Yannick Tremblais is an IT innovation manager with Groupe Rocher. Their objective is to reconnect people to nature. The four pillars of their mission are Green IT, Eco-design of IS, Responsible IT usage, and IT for Green.
Julien Brun is head of COE API and EDA at L’Oreal. They have a program called L’Oreal for the future, which works towards sustainability. They focus on Sustainable Tech by design, Tech for sustainability, and inclusive Tech. This article by Yannick and Julien discusses sustainable API Green Score.
There is no standard in the market to measure the impact of APIs or related to API eco-design. Environmental impact is a shared concern, so we have decided to share our work with the community. These guidelines and rules of calculation should be shared and validated by many to be recognized as a standout.
It is a French collective created in 2020. It is dedicated to APIs and is more for the banking and insurance sector. It is a free collective. It has a large network of more than 80 different organizations with a lot of diversity. It is a group working on sustainable API and is not linked to any enterprise or commercial suite.
The group has 5 to 8 team members working to define goals to evaluate APIs.
API Green Score is a toolkit to help API users, designers, and owners to ask themselves questions about the digital impact of their API. API Green Score is a toolkit to help API users, designers, and owners to ask themselves questions about the digital impact of their API. This tool is based on seven domains to create relevant and realistic metrics for stakeholders. This toolkit considers eco-design and eco-consumption of APIs. It evaluates the API on a scale of A to E, with A being “Excellent” and E being “Very Poor.” The evaluation method and results are shared with all concerned stakeholders.
The Seven Domains
- API lifecycle – It is important to understand the references and details of what the APIs do. Without this, it is difficult to evaluate and optimize the APIs. Some points to be considered here are
- Decommission unused APIs
- Deploy APIs near the consumer.
- Reduce the number of API versions.
- Unify API catalog
- Create consumer referential
- Identify APIs for single usage.
- Data Exchange – The objective here is to reduce the impact of the action messages. If you have no tools to evaluate the payload size, it’s very difficult to improve the data exchange.
- Data – Here, we are concerned about how data is collected. Queries need to be optimized to get relevant data; a cache can be used to reduce API calls.
- Architecture – Promote event-driven architecture. It may not always be possible to have event-driven architecture but try to use Async API, Webhook, or pagination.
- Tools – You can use tools like Google. You can evaluate the energy consumption of an API and define a basis for rating.
- Infrastructure – Use adaptive infrastructure. Use as few cloud suppliers as possible between consumer and supplier. Be near a data center. Study the energy impact of each language, e.g., Python, C++, etc.
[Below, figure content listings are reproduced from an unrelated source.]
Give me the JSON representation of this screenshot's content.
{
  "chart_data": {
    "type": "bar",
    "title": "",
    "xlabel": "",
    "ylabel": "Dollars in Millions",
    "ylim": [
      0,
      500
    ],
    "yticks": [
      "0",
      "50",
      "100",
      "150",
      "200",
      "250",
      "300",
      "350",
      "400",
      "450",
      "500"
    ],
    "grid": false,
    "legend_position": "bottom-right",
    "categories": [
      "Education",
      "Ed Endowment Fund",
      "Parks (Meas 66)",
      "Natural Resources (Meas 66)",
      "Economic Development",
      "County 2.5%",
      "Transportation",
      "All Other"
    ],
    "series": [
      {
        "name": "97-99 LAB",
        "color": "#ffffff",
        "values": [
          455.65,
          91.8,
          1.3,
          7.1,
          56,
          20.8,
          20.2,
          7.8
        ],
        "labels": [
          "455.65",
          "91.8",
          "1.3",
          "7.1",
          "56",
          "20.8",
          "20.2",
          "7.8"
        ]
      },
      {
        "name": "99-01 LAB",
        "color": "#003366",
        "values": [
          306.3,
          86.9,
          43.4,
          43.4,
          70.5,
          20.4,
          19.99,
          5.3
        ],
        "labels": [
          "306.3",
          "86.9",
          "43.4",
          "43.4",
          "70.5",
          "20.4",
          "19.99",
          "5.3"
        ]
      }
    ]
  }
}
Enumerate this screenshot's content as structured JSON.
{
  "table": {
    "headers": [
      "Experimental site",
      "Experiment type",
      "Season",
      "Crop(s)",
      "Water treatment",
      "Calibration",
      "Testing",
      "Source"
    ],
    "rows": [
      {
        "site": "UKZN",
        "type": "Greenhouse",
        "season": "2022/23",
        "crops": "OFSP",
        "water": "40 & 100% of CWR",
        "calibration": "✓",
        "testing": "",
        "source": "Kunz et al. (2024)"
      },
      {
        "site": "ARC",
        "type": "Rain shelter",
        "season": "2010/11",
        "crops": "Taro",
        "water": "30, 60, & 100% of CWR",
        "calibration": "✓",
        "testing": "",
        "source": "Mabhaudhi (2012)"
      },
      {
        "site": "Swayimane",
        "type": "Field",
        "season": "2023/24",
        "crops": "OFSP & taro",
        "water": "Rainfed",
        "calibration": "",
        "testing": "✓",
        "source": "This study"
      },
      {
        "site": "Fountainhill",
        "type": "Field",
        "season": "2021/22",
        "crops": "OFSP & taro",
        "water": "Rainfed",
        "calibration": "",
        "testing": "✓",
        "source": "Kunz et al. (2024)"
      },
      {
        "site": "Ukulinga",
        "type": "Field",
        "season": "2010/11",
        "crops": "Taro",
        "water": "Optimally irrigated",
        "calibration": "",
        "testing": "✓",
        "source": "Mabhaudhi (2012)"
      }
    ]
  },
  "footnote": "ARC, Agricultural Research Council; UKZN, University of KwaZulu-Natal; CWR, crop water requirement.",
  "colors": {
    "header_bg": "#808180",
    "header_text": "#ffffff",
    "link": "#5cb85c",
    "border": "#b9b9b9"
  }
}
- Communication – Share your criteria and findings with peers and as many people as possible. The more you share, the more knowledge you gain, and your results improve.
API Green Score creates a card for each domain listed above. It has a description, governance details, KPIs per API, Tools to measure, Impact EcoScore, and an example.
The API Green Score Grid has a list of rules categorized into different categories based on the domains. It talks about what the rules mean for the API, how the APIs follow the rules, and the impact of the rule. APIs are then rated against the rules, and you get your green score. It also tells you ways to improve your green score.